Todos estamos llamados a seguir a Cristo según el espíritu de las bienaventuranzas, todos hemos de vivir con el corazón entregado a Dios como único Señor, todos hemos de usar los bienes materiales desde y para el amor, todos hemos de buscar la obediencia a la voluntad del Padre. No hay estados más o menos perfectos, sino formas diversas de escuchar y vivir la llamada al seguimiento.

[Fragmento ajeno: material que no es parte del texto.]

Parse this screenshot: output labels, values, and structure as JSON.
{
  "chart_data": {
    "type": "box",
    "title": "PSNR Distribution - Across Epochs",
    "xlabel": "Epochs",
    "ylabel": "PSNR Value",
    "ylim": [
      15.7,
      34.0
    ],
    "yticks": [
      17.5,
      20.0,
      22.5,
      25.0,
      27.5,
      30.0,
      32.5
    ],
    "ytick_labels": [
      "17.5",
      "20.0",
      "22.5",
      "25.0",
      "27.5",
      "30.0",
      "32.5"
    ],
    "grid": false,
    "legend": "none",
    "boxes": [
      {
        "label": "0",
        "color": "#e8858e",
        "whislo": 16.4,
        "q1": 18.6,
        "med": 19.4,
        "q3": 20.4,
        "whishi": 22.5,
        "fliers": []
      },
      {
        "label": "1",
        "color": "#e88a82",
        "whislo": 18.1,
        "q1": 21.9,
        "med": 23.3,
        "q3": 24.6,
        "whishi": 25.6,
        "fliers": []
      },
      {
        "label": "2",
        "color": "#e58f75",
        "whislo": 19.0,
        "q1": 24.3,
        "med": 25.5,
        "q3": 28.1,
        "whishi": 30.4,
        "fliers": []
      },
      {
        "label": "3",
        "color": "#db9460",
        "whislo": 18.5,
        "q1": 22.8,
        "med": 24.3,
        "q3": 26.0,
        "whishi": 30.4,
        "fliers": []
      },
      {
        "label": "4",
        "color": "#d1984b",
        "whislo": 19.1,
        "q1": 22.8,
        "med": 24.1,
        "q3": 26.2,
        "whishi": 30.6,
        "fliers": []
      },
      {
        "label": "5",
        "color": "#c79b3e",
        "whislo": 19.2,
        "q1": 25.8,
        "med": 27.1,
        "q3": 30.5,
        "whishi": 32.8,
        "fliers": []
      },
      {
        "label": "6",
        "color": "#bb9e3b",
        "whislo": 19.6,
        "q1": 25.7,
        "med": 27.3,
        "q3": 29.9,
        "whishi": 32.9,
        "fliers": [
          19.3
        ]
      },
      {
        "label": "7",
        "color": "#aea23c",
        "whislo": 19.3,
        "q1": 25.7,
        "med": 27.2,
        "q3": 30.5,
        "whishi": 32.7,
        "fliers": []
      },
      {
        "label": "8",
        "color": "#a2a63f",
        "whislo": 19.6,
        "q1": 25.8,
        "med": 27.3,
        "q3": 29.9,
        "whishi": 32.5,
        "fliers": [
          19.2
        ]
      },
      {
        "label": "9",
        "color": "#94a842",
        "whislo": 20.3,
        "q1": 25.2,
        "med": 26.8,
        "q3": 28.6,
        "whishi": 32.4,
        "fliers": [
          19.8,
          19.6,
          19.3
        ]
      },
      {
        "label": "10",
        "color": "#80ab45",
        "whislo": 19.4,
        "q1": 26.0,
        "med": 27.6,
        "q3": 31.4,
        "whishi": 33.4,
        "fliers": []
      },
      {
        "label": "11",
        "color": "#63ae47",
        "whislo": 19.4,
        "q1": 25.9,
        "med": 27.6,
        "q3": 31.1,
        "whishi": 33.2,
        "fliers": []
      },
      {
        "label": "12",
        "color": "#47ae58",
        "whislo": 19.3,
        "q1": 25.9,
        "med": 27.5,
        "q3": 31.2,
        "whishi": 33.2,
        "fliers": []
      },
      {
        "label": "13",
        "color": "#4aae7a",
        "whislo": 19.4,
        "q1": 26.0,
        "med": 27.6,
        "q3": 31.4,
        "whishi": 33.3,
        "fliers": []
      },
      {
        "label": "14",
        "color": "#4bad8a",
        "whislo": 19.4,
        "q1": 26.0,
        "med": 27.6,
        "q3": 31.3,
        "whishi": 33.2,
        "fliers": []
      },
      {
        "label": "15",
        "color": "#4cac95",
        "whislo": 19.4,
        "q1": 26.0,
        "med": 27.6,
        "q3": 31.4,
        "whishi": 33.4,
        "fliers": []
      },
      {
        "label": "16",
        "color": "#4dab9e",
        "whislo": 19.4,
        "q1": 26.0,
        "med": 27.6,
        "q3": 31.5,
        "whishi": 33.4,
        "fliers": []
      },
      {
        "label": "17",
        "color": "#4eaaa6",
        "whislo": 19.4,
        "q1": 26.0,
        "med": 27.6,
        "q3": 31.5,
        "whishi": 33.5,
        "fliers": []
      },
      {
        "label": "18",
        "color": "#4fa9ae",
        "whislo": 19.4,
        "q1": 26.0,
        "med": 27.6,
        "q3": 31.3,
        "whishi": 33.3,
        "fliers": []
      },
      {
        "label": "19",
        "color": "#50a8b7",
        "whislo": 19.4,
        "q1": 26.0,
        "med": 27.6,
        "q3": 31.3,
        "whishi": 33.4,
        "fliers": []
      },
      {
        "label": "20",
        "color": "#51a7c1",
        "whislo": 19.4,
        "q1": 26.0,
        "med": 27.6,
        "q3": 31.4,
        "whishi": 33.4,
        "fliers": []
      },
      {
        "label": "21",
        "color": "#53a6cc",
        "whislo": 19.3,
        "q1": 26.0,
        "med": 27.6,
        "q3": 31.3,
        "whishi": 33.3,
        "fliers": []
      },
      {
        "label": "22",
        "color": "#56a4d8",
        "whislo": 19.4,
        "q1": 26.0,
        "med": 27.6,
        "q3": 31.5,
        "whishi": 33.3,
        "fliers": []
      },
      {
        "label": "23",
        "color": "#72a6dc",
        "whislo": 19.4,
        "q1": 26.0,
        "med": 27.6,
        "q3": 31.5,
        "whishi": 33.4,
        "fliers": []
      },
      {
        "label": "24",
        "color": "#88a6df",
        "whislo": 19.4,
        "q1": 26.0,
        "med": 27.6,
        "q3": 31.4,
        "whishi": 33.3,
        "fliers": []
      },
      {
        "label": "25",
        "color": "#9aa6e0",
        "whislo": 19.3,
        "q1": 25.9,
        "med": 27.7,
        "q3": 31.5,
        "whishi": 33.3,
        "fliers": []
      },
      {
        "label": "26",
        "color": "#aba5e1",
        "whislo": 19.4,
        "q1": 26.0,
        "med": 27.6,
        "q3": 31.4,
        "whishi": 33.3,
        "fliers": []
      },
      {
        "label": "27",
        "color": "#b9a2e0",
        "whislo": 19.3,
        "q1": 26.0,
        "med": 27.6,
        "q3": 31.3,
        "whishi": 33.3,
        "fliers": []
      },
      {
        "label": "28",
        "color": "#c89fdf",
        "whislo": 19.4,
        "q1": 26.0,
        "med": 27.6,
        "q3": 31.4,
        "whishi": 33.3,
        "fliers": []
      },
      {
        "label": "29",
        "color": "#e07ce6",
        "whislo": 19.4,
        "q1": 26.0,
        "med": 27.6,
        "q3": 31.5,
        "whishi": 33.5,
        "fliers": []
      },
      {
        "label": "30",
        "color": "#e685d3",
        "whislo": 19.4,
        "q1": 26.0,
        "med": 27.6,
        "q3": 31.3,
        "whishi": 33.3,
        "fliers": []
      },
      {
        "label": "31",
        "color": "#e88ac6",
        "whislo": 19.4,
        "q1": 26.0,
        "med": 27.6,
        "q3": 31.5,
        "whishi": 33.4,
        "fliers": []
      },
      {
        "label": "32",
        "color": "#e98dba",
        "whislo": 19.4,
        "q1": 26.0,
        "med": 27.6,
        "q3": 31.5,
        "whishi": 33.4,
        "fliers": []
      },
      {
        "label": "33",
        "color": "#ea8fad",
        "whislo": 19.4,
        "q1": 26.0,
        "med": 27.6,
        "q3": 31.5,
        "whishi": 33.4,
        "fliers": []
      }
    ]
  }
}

Lo que sí hemos de destacar es algunas virtudes y actitudes que reclaman hoy un cuidado más especial en el mundo actual de competitividad, consumo, apariencia, agresividad... Así, la misericordia, la honradez, la libertad personal, el desprendimiento, la lucha incansable por la justicia, la cercanía y solidaridad con los más necesitados, el perdón y la actitud de reconciliación, la esperanza.


7. La formación

No es posible un crecimiento responsable del laicado si no se cuida y promueve debidamente su formación. Sólo con una formación y capacitación adecuadas, podrán los laicos, educados desde otras claves y otra sensibilidad, adquirir personalidad, seguridad e iniciativa dentro del Pueblo de Dios.
Es importante promover medios, jornadas, procesos que ayuden a descubrir la personalidad cristiana laical y su misión en la Iglesia y en el mundo. Junto a esto, es necesaria la capacitación especializada para cada campo pastoral o ámbito secular.
No hemos de esperar a la actuación de los presbíteros o de la jerarquía. Son los mismos laicos y laicas quienes han de tomar la iniciativa para pedir, promover y poner en marcha los instrumentos y servicios necesarios.